Bibi Hana langsung membelalak dan menatap pria itu dengan tegas. “Kenapa kau menabraknya?”
Pria itu lekas terkekeh melihat ekspresi kesal sang ibu. Dia menaikkan bahu seraya menyeringai sampai gigi gingsulnya terlihat.
“Gak sengaja, Bu.”
Shanum ikut mengiyakan melihat drama yang tengah berlangsung di depannya. “Salahku juga terlalu buru-buru.”
“Apa kue milikmu baik-baik saja? Tidak rusak atau semacamnya, ‘kan?”
Shanum menggeleng, sedangkan bibi Hana menghela napas panjang. “Lain kali jangan terburu-buru saat masuk ke toko.”
Obrolan hangat langsung mengalir sampai Shanum tidak menyadari bahwa hujan sudah mulai reda. Perempuan itu melirik arloji di tangannya, sebentar lagi malam menjelang. Dia mulai berpamitan pada dua orang tersebut, dan berterima kasih pada bibi Hana atas roti yang dia berikan.

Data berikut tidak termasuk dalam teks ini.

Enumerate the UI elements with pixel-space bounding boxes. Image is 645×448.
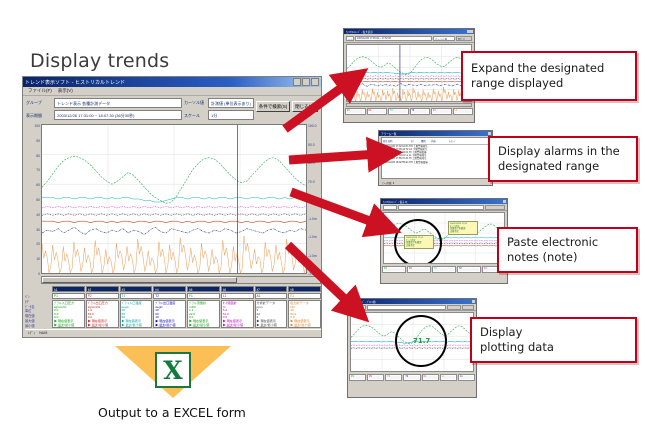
tool-field-3[interactable]: 閉じる [456, 36, 472, 41]
tag-select[interactable]: F1 [187, 293, 220, 299]
note-title-text: ﾋｽﾄﾘｶﾙﾄﾚﾝﾄﾞ - 電子ﾒﾓ [381, 200, 503, 204]
alarm-col-tag: ﾀｸﾞ [411, 139, 419, 143]
plotting-data-window[interactable]: ﾋｽﾄﾘｶﾙﾄﾚﾝﾄﾞ - ﾌﾟﾛｯﾄ値 71.7 P1P2T1T2F1L1A1 [347, 298, 477, 398]
callout-display-alarms-line1: Display alarms in the [498, 144, 620, 159]
close-icon[interactable] [488, 132, 491, 135]
main-toolbar[interactable]: グループ 表示期間 トレンド表示 各種計測データ 2003/12/26 17:3… [23, 96, 321, 122]
main-menubar[interactable]: ファイル(F) 表示(V) [23, 87, 321, 96]
thumb-pen-cell[interactable]: P1 [349, 374, 366, 381]
alarm-col-message: ﾒｯｾｰｼﾞ [449, 139, 488, 143]
pen-data-line: □ 記録 [155, 327, 184, 328]
expand-range-plot[interactable] [346, 44, 472, 102]
search-button[interactable]: 条件で検索(S) [256, 101, 290, 112]
callout-display-alarms: Display alarms in the designated range [488, 136, 638, 182]
trend-canvas[interactable] [41, 124, 307, 274]
trend-series [347, 57, 472, 75]
label-scale: スケール [184, 111, 206, 120]
thumb-pen-line: L1 [442, 376, 455, 379]
y-tick-left: 0 [38, 272, 40, 276]
y-tick-left: 70 [36, 168, 40, 172]
thumb-pen-line: P2 [369, 376, 382, 379]
cursor-value-field[interactable]: 計測値 (単位表示あり) [208, 98, 254, 108]
y-tick-right: -1.0m [308, 235, 317, 239]
thumb-pen-cell[interactable]: T2 [410, 108, 431, 115]
plot-titlebar: ﾋｽﾄﾘｶﾙﾄﾚﾝﾄﾞ - ﾌﾟﾛｯﾄ値 [348, 299, 476, 304]
thumb-pen-line: P2 [409, 268, 429, 271]
note-titlebar: ﾋｽﾄﾘｶﾙﾄﾚﾝﾄﾞ - 電子ﾒﾓ [381, 199, 507, 204]
excel-output-caption: Output to a EXCEL form [98, 405, 246, 420]
tag-select[interactable]: T2 [153, 293, 186, 299]
plotting-data-plot[interactable]: 71.7 [350, 312, 474, 372]
pen-data-column[interactable]: ｶ1P1ﾌﾟﾗﾝﾄ入口圧力kg/cm2G0.00.00.0▶ 現在値表示▶ 最大… [52, 286, 85, 328]
pen-select[interactable]: ｶ5 [187, 286, 220, 292]
trend-series [347, 81, 472, 82]
pen-data-column[interactable]: ｶ4T2ﾌﾟﾗﾝﾄ出口温度degC406040▶ 現在値表示▶ 最大/最小値□ … [153, 286, 186, 328]
electronic-note-sticky[interactable]: 2003/12/26 17:51ﾎﾟﾝﾌﾟ停止流量低下を確認点検予定 [404, 235, 434, 249]
callout-paste-notes-line2: notes (note) [507, 250, 598, 265]
trend-series [347, 84, 472, 87]
toolbar-cursor-labels: カーソル値 スケール [184, 98, 206, 120]
callout-plotting-data-line2: plotting data [480, 340, 554, 355]
note-cells[interactable]: P1P2T1T2F1 [381, 265, 507, 274]
thumb-pen-line: P1 [347, 110, 364, 113]
thumb-pen-line: P1 [351, 376, 364, 379]
thumb-pen-cell[interactable]: T1 [432, 266, 456, 273]
thumb-pen-cell[interactable]: P1 [345, 108, 366, 115]
electronic-note-window[interactable]: ﾋｽﾄﾘｶﾙﾄﾚﾝﾄﾞ - 電子ﾒﾓ 2003/12/26 17:51ﾎﾟﾝﾌﾟ… [380, 198, 508, 284]
note-plot[interactable]: 2003/12/26 17:51ﾎﾟﾝﾌﾟ停止流量低下を確認点検予定2003/1… [383, 212, 505, 264]
tag-select[interactable]: P1 [52, 293, 85, 299]
plot-tool-0[interactable] [350, 305, 366, 310]
alarm-list-window[interactable]: アラーム一覧 発生日時 ﾀｸﾞ 種別 内容 ﾒｯｾｰｼﾞ 2003/12/26 … [378, 130, 493, 186]
callout-plotting-data-line1: Display [480, 325, 554, 340]
pen-data-column[interactable]: ｶ6L1ﾀﾝｸ液面計%5.051.00.0▶ 現在値表示▶ 最大/最小値□ 記録 [221, 286, 254, 328]
toolbar-close-btn-wrap[interactable]: 閉じる(C) [292, 98, 318, 120]
pen-data-line: □ 記録 [257, 327, 286, 328]
page-title: Display trends [30, 50, 169, 72]
status-ready: ﾚﾃﾞｨ [28, 331, 35, 336]
plot-title-text: ﾋｽﾄﾘｶﾙﾄﾚﾝﾄﾞ - ﾌﾟﾛｯﾄ値 [348, 300, 472, 304]
thumb-pen-line: T1 [390, 110, 407, 113]
thumb-pen-cell[interactable]: T1 [388, 108, 409, 115]
alarm-titlebar: アラーム一覧 [379, 131, 492, 136]
toolbar-cursor-fields[interactable]: 計測値 (単位表示あり) 1分 [208, 98, 254, 120]
y-tick-left: 40 [36, 213, 40, 217]
y-tick-left: 60 [36, 183, 40, 187]
tag-select[interactable]: E1 [288, 293, 321, 299]
thumb-pen-cell[interactable]: P2 [407, 266, 431, 273]
pen-select[interactable]: ｶ3 [120, 286, 153, 292]
y-tick-left: 50 [36, 198, 40, 202]
plot-tool-1[interactable] [367, 305, 446, 310]
note-tool-2[interactable] [485, 205, 505, 210]
label-cursor: カーソル値 [184, 98, 206, 107]
y-tick-left: 80 [36, 154, 40, 158]
plot-toolbar[interactable] [348, 304, 476, 311]
pen-data-line: □ 記録 [290, 327, 319, 328]
tool-field-1[interactable]: 2003/12/26 17:45:00 ~ 17:52:00 [355, 36, 432, 41]
thumb-pen-line: P2 [369, 110, 386, 113]
alarm-col-content: 内容 [431, 139, 447, 143]
note-tool-1[interactable] [398, 205, 484, 210]
thumb-pen-cell[interactable]: P1 [382, 266, 406, 273]
thumb-pen-line: L1 [455, 110, 472, 113]
y-tick-left: 90 [36, 139, 40, 143]
callout-paste-notes: Paste electronic notes (note) [497, 227, 638, 273]
y-axis-left: 1009080706050403020100 [25, 124, 41, 274]
y-tick-right: 80.0 [308, 161, 315, 165]
plot-tool-2[interactable] [447, 305, 461, 310]
thumb-pen-cell[interactable]: A1 [458, 374, 475, 381]
excel-icon: X [155, 352, 191, 388]
close-icon[interactable] [311, 78, 319, 86]
trend-lines-svg [42, 125, 306, 273]
menu-item-view[interactable]: 表示(V) [58, 88, 73, 94]
pen-data-row-label: ﾀｸﾞ [25, 300, 51, 304]
tag-select[interactable]: L1 [221, 293, 254, 299]
trend-series [347, 76, 472, 77]
pen-data-body: ﾌﾟﾗﾝﾄ出口圧力kg/cm2G1.081.00.0▶ 現在値表示▶ 最大/最小… [86, 300, 119, 328]
alarm-col-kind: 種別 [421, 139, 429, 143]
minimize-icon[interactable] [293, 78, 301, 86]
thumb-pen-line: T2 [412, 110, 429, 113]
pen-data-row-labels: ﾍﾟﾝﾀｸﾞﾃﾞｰﾀ名単位現在値最大値最小値 [25, 286, 51, 328]
thumb-pen-line: A1 [460, 376, 473, 379]
trend-plot-area[interactable]: 1009080706050403020100 100.090.080.070.0… [25, 124, 321, 274]
electronic-note-line: 点検予定 [450, 231, 476, 234]
span-value-field[interactable]: 2003/12/26 17:31:00 ~ 18:07:30 (36分30秒) [54, 110, 182, 120]
y-tick-left: 10 [36, 257, 40, 261]
thumb-pen-cell[interactable]: T2 [403, 374, 420, 381]
plot-tool-3[interactable] [462, 305, 474, 310]
y-tick-right: 90.0 [308, 143, 315, 147]
close-icon[interactable] [472, 300, 475, 303]
label-group: グループ [26, 98, 52, 107]
menu-item-file[interactable]: ファイル(F) [28, 88, 52, 94]
electronic-note-line: 点検予定 [406, 245, 432, 248]
group-value-field[interactable]: トレンド表示 各種計測データ [54, 98, 182, 108]
main-statusbar: ﾚﾃﾞｨ NUM [25, 329, 321, 336]
note-toolbar[interactable] [381, 204, 507, 211]
pen-data-row-label: ﾍﾟﾝ [25, 295, 51, 299]
pen-data-body: ﾌﾟﾗﾝﾄ出口温度degC406040▶ 現在値表示▶ 最大/最小値□ 記録 [153, 300, 186, 328]
thumb-pen-line: T2 [459, 268, 479, 271]
toolbar-search-btn-wrap[interactable]: 条件で検索(S) [256, 98, 290, 120]
alarm-statusbar: ｱﾗｰﾑ件数: 6 [379, 180, 492, 185]
pen-data-line: □ 記録 [122, 327, 151, 328]
alarm-count: ｱﾗｰﾑ件数: 6 [382, 181, 394, 185]
y-tick-right: 100.0 [308, 124, 317, 128]
alarm-rows[interactable]: 2003/12/26 17:32:10 P1 HH 上限警報発生2003/12/… [383, 145, 488, 164]
thumb-pen-cell[interactable]: F1 [422, 374, 439, 381]
pen-data-row-label: 最小値 [25, 324, 51, 328]
scrollbar-thumb[interactable] [42, 277, 237, 283]
pen-data-column[interactable]: ｶ5F1ﾌﾟﾗﾝﾄ流量計m3/h1.222.00.0▶ 現在値表示▶ 最大/最小… [187, 286, 220, 328]
close-icon[interactable] [470, 30, 473, 33]
thumb-pen-line: T1 [387, 376, 400, 379]
y-tick-right: 70.0 [308, 180, 315, 184]
callout-expand-range-line1: Expand the designated [471, 61, 604, 76]
scale-value-field[interactable]: 1分 [208, 110, 254, 120]
toolbar-group-fields[interactable]: トレンド表示 各種計測データ 2003/12/26 17:31:00 ~ 18:… [54, 98, 182, 120]
electronic-note-sticky-2[interactable]: 2003/12/26 17:51ﾎﾟﾝﾌﾟ停止流量低下を確認点検予定 [448, 221, 478, 235]
pen-data-row-label: 現在値 [25, 314, 51, 318]
expand-range-toolbar[interactable]: トレンド表示 2003/12/26 17:45:00 ~ 17:52:00 カー… [344, 34, 474, 43]
thumb-pen-cell[interactable]: T2 [457, 266, 481, 273]
thumb-pen-line: T1 [434, 268, 454, 271]
y-tick-left: 20 [36, 242, 40, 246]
alarm-title-text: アラーム一覧 [379, 132, 488, 136]
pen-data-body: ﾌﾟﾗﾝﾄ入口温度degC505050▶ 現在値表示▶ 最大/最小値□ 記録 [120, 300, 153, 328]
thumb-pen-cell[interactable]: P2 [367, 108, 388, 115]
pen-data-column[interactable]: ｶ3T1ﾌﾟﾗﾝﾄ入口温度degC505050▶ 現在値表示▶ 最大/最小値□ … [120, 286, 153, 328]
callout-paste-notes-line1: Paste electronic [507, 235, 598, 250]
pen-data-line: □ 記録 [189, 327, 218, 328]
toolbar-labels: グループ 表示期間 [26, 98, 52, 120]
thumb-pen-line: F1 [433, 110, 450, 113]
thumb-pen-line: T2 [405, 376, 418, 379]
expand-range-lines-svg [347, 45, 472, 101]
slide-canvas: Display trends トレンド表示ソフト - ヒストリカルトレンド ファ… [0, 0, 645, 448]
thumb-pen-cell[interactable]: T1 [385, 374, 402, 381]
pen-select[interactable]: ｶ6 [221, 286, 254, 292]
y-tick-right: -1.0m [308, 254, 317, 258]
callout-display-alarms-line2: designated range [498, 159, 620, 174]
y-tick-right: -1.0m [308, 217, 317, 221]
expand-range-cells[interactable]: P1P2T1T2F1L1 [344, 107, 474, 116]
alarm-col-datetime: 発生日時 [383, 139, 409, 143]
pen-data-body: 分析計データppm2222▶ 現在値表示▶ 最大/最小値□ 記録 [255, 300, 288, 328]
tool-field-2[interactable]: カーソル値 [433, 36, 455, 41]
pen-data-body: 電力計データkW4092.00.0▶ 現在値表示▶ 最大/最小値□ 記録 [288, 300, 321, 328]
thumb-pen-cell[interactable]: P2 [367, 374, 384, 381]
thumb-pen-line: F1 [424, 376, 437, 379]
pen-data-table[interactable]: ﾍﾟﾝﾀｸﾞﾃﾞｰﾀ名単位現在値最大値最小値 ｶ1P1ﾌﾟﾗﾝﾄ入口圧力kg/c… [25, 286, 321, 328]
close-icon[interactable] [503, 200, 506, 203]
tag-select[interactable]: T1 [120, 293, 153, 299]
pen-data-row-label: 単位 [25, 309, 51, 313]
expand-range-title-text: ﾋｽﾄﾘｶﾙﾄﾚﾝﾄﾞ - 拡大表示 [344, 30, 466, 34]
note-tool-0[interactable] [383, 205, 397, 210]
trend-horizontal-scrollbar[interactable] [41, 276, 321, 284]
main-window-title-text: トレンド表示ソフト - ヒストリカルトレンド [25, 79, 293, 86]
pen-data-row-label: 最大値 [25, 319, 51, 323]
expand-range-titlebar: ﾋｽﾄﾘｶﾙﾄﾚﾝﾄﾞ - 拡大表示 [344, 29, 474, 34]
tag-select[interactable]: A1 [255, 293, 288, 299]
pen-data-line: □ 記録 [54, 327, 83, 328]
y-axis-right: 100.090.080.070.0-1.0m-1.0m-1.0m-1.0m-1.… [307, 124, 321, 274]
alarm-row[interactable]: 2003/12/26 18:02:55 E1 HH 上限警報復帰 [383, 161, 488, 164]
label-span: 表示期間 [26, 111, 52, 120]
alarm-list-body[interactable]: 発生日時 ﾀｸﾞ 種別 内容 ﾒｯｾｰｼﾞ 2003/12/26 17:32:1… [381, 137, 490, 179]
callout-expand-range: Expand the designated range displayed [461, 51, 637, 101]
thumb-pen-cell[interactable]: F1 [431, 108, 452, 115]
plotting-data-cells[interactable]: P1P2T1T2F1L1A1 [348, 373, 476, 382]
window-controls[interactable] [293, 78, 319, 86]
thumb-pen-cell[interactable]: L1 [453, 108, 474, 115]
pen-data-body: ﾌﾟﾗﾝﾄ流量計m3/h1.222.00.0▶ 現在値表示▶ 最大/最小値□ 記… [187, 300, 220, 328]
pen-data-body: ﾌﾟﾗﾝﾄ入口圧力kg/cm2G0.00.00.0▶ 現在値表示▶ 最大/最小値… [52, 300, 85, 328]
main-window-titlebar: トレンド表示ソフト - ヒストリカルトレンド [23, 77, 321, 87]
status-num: NUM [39, 331, 47, 335]
tag-select[interactable]: P2 [86, 293, 119, 299]
pen-data-column[interactable]: ｶ7A1分析計データppm2222▶ 現在値表示▶ 最大/最小値□ 記録 [255, 286, 288, 328]
pen-data-column[interactable]: ｶ2P2ﾌﾟﾗﾝﾄ出口圧力kg/cm2G1.081.00.0▶ 現在値表示▶ 最… [86, 286, 119, 328]
pen-select[interactable]: ｶ2 [86, 286, 119, 292]
y-tick-left: 100 [34, 124, 40, 128]
thumb-pen-line: P1 [384, 268, 404, 271]
pen-data-line: □ 記録 [88, 327, 117, 328]
annotation-circle [395, 315, 447, 367]
main-trend-window[interactable]: トレンド表示ソフト - ヒストリカルトレンド ファイル(F) 表示(V) グルー… [22, 76, 322, 338]
expand-range-window[interactable]: ﾋｽﾄﾘｶﾙﾄﾚﾝﾄﾞ - 拡大表示 トレンド表示 2003/12/26 17:… [343, 28, 475, 123]
pen-select[interactable]: ｶ4 [153, 286, 186, 292]
close-button[interactable]: 閉じる(C) [292, 101, 318, 112]
trend-series [347, 87, 472, 101]
maximize-icon[interactable] [302, 78, 310, 86]
y-tick-left: 30 [36, 228, 40, 232]
pen-data-body: ﾀﾝｸ液面計%5.051.00.0▶ 現在値表示▶ 最大/最小値□ 記録 [221, 300, 254, 328]
pen-select[interactable]: ｶ8 [288, 286, 321, 292]
pen-data-column[interactable]: ｶ8E1電力計データkW4092.00.0▶ 現在値表示▶ 最大/最小値□ 記録 [288, 286, 321, 328]
pen-data-line: □ 記録 [223, 327, 252, 328]
tool-field-0[interactable]: トレンド表示 [346, 36, 354, 41]
pen-select[interactable]: ｶ7 [255, 286, 288, 292]
thumb-pen-cell[interactable]: L1 [440, 374, 457, 381]
y-tick-right: -1.0m [308, 198, 317, 202]
pen-select[interactable]: ｶ1 [52, 286, 85, 292]
callout-plotting-data: Display plotting data [470, 317, 637, 363]
callout-expand-range-line2: range displayed [471, 76, 604, 91]
pen-data-columns[interactable]: ｶ1P1ﾌﾟﾗﾝﾄ入口圧力kg/cm2G0.00.00.0▶ 現在値表示▶ 最大… [52, 286, 321, 328]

Arsa mengulas senyum manakala
Berselang enam langkah Shanum menjauh, bibi pemilik toko itu bicara lagi. “Haduh, orang-orang zaman sekarang itu cantik dan tampan atau bagaimana? Hasil operasi atau bukan?”
“Dia secantik itu, ya?” tanya Arsa, matanya masih menatap kepergian Shanum menuju mobilnya.
Arsa tersenyum maklum. Dia mulai beranjak untuk memesan roti hangat yang terhidang, sedangkan bibi Hana menggosok-gosokkan bagian depan apronnya dan berjalan ke balik etalase.